Here's my take on this. The hold depicted in the attached procedure is a missed approach hold. I seriously doubt ATC would stack people in THAT hold waiting for THAT approach into THAT airport.
You might be surprised. Last year, I was going into Lawrence MA (KLWM) for the VOR 23 approach (
http://204.108.4.16/d-tpp/0811/00654VG23.PDF). There was someone else on the approach ahead, so Boston says, "Hold at Lawrence VOR as published." As you can see from the chart for that approach, there's no published hold at LWM VOR on that chart. We check the L-chart -- no published hold at LWM VOR there either. "Boston, Beech 123, there's no published hold at Lawrence VOR." "Beech 123, yes, there is -- I've got it on my scope." "Well, Boston, it's not on the approach chart and it's not on the enroute chart, so you'll have to read it to us." "Hold northeast of Lawrence on the 057 radial, right turns, EFC 1234."
While my trainee is going around in the hold, I look further -- guess what I find -- the ILS 05 approach (
http://204.108.4.16/d-tpp/0811/00654I5.PDF) has a published missed approach hold at the LWM VOR -- northeast, 057 radial, right turns. Not on the other approach charts, not on the L-chart.

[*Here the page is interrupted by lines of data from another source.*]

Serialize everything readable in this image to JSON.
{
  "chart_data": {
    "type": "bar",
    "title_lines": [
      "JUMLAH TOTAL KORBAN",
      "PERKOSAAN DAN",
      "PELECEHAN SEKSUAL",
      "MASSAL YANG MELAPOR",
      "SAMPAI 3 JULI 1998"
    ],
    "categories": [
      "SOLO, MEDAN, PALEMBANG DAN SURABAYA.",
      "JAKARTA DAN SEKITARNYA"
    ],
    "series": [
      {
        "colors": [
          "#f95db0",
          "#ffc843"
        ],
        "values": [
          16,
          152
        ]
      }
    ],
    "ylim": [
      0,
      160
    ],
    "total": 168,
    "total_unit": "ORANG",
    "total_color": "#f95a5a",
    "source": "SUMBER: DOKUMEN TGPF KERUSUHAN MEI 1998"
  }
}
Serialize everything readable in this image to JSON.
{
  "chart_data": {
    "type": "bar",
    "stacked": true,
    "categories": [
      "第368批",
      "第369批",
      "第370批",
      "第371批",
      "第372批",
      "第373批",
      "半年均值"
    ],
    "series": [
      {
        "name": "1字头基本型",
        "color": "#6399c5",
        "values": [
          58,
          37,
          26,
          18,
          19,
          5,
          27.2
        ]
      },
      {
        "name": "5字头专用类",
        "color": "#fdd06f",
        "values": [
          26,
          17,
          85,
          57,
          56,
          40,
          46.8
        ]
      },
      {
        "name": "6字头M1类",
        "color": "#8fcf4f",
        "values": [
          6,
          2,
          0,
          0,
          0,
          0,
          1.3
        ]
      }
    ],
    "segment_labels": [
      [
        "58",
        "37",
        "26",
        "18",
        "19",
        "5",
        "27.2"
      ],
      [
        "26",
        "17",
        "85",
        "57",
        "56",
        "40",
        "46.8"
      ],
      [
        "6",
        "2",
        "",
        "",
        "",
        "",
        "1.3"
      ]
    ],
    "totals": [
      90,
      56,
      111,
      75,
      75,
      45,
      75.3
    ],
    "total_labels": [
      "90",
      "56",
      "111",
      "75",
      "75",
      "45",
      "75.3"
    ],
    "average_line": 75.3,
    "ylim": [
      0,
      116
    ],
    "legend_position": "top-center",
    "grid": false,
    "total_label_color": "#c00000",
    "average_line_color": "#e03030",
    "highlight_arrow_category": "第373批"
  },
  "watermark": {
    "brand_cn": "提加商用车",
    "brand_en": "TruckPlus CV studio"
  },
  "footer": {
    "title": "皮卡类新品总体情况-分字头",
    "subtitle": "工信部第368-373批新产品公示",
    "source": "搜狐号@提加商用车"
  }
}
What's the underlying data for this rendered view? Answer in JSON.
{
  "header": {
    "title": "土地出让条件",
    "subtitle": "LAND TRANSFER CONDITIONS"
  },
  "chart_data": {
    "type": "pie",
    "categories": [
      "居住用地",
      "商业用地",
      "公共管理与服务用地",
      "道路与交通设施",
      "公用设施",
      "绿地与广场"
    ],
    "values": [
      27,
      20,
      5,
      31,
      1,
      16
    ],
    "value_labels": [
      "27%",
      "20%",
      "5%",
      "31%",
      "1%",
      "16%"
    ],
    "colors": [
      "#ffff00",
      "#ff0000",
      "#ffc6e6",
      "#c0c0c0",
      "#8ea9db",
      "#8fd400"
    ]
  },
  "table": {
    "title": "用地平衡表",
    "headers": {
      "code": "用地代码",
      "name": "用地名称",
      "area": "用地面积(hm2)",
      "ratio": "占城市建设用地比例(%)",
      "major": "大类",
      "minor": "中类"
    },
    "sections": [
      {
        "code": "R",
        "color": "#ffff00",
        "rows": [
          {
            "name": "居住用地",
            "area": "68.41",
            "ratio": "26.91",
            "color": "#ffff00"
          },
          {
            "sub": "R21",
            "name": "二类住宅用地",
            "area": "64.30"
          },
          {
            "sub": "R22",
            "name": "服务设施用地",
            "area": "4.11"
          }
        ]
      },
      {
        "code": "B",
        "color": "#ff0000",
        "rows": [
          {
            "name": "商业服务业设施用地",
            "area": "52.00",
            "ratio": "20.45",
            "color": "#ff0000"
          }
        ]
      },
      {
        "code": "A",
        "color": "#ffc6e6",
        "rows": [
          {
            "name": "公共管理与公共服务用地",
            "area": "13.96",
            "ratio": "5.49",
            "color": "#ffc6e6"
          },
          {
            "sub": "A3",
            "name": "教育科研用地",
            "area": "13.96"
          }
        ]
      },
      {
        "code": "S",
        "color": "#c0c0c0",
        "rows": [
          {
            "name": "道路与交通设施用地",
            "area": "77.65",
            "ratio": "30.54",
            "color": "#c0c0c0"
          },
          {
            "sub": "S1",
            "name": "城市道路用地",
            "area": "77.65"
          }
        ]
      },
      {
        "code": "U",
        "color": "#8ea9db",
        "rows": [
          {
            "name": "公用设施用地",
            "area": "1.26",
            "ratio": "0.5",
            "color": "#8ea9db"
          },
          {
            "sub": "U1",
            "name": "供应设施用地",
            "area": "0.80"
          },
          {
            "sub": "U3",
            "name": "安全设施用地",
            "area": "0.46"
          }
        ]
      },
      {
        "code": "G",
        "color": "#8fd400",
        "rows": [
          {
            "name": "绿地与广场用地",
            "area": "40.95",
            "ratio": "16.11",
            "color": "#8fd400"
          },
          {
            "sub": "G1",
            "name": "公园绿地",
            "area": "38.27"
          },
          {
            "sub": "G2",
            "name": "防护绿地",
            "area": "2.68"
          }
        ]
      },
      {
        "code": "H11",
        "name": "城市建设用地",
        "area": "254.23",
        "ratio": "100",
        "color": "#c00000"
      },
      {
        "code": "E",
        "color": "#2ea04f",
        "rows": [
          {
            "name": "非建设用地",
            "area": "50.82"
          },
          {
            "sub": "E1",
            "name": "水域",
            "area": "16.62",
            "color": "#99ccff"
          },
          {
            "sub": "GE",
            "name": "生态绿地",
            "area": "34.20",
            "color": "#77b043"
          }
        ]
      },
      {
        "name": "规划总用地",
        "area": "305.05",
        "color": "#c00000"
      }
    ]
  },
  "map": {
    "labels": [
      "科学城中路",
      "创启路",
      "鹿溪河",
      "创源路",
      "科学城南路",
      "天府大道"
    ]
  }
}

So, be aware that any published hold is going to be depicted on the controller's scope, but the controller will not know where it's actually published -- the enroute ("L") chart, one or all of the approach charts, missed approach hold, HPILPT, whatever. But since it's on the scope, it may get used. So be prepared to go on a search-and-find expedition through your charts any time a controller says "hold as published" -- or be prepared to say, "I can't find it, request instructions."